Clarifying the Data Cleansing Process
I sit in a lot of sales calls and I was recently in a meeting with a prospective client in which we were asked if we “cleanse” market data as part of our service offering. This is a question that I hear a lot and unfortunately is an indication that there is a good deal of confusion within the market about what data cleansing really means. In this case, what the client was really asking was whether we correct market data that is issued from data vendors such as Platts, GFI, Argus, ICE, etc. The short answer to this question is “no” we don’t “cleanse” market data in this context and truth be told, nobody should be or is allowed to independently change 3rd party market data on behalf of the client. There is however, a process for handling data issues and errors.
When it comes to market data coming from vendors such as Platts, Argus, ICE, or other major providers, no one other than those source providers themselves should be cleansing or correcting this data (or even have the right to) before passing it on to the client, and with good reason. Millions of transactions are based upon these numbers, none of which would be possible if companies, or data aggregators, arbitrarily changed them to meet their needs. Data is a critical element to any business process whether it is looking at market trends, creating derivative curves for your end of day process or settling or invoicing against a counterparty. It is extremely important that the potential errors be caught, numbers collected are accurate and at the same time ensuring the process is transparent and auditable.
The good news is that the industry is collectively very efficient at detecting and correcting erroneous data. Thousands of companies including ZE track and validate data as it is being generated and when any data is identified as being suspect, these companies notify the data provider who either confirms that the data is correct, or, as part of their responsibility, issue a correction which everyone in the market is able to get at the same time. This is the only way to ensure that everyone in the market is working from the same data and that there is an audit trail for those needing to understand when and why the data underpinning a transaction changed.

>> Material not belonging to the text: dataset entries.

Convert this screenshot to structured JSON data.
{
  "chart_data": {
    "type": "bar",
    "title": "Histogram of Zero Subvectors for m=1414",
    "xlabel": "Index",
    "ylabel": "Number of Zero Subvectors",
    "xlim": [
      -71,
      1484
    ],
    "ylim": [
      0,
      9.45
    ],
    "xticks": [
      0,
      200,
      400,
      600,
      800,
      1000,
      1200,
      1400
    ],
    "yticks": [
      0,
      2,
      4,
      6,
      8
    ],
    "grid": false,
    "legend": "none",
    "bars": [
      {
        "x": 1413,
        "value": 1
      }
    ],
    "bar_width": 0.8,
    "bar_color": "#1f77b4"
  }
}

Still companies are very concerned with the quality of the market data that underlies their forecasts, analysis and transactions, and many are also very interested in the specific validation rules or routines that ensures the data is correct and meaningful. Moreover, these companies want to be able to identify extreme data or outliers allowing them to investigate whether or not the data is correct.

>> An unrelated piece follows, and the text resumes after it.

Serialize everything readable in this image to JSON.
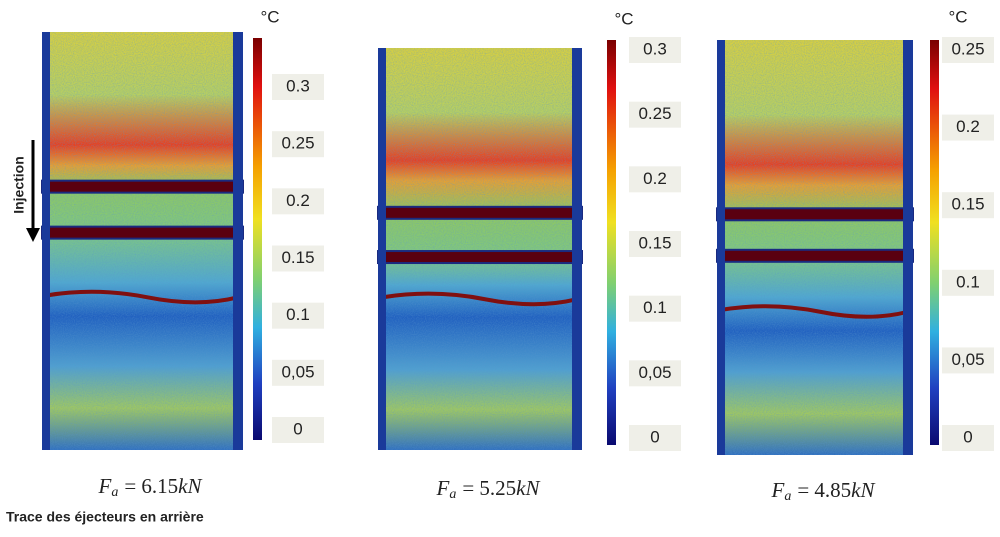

Leading the way in this area, the ZEMA Data Suite and specifically its Data Validation module provides a method of tracking the quality of a company’s market or internal, data. It is an application that provides a visual status of the data in real time and email alerts for those data points that are suspicious, incomplete or considered extreme / anomalies. Many of the validation routines are client configurable and market data revisions are imported, tracked and archived where necessary providing a full audit trail of how market data is changing and how it impacted on historical analysis. Like other modules in the ZEMA Suite of applications, it removes the work load and worry, without removing any of the responsibilities or transparency around the process.
In the end, data cleansing is about reporting issues, importing corrections from the market, providing update statuses, archiving changed data points and providing notification to systems and users. Data cleansing doesn’t mean that a service provider can change your mission critical numbers on their own. Nobody can, nor should you want them to.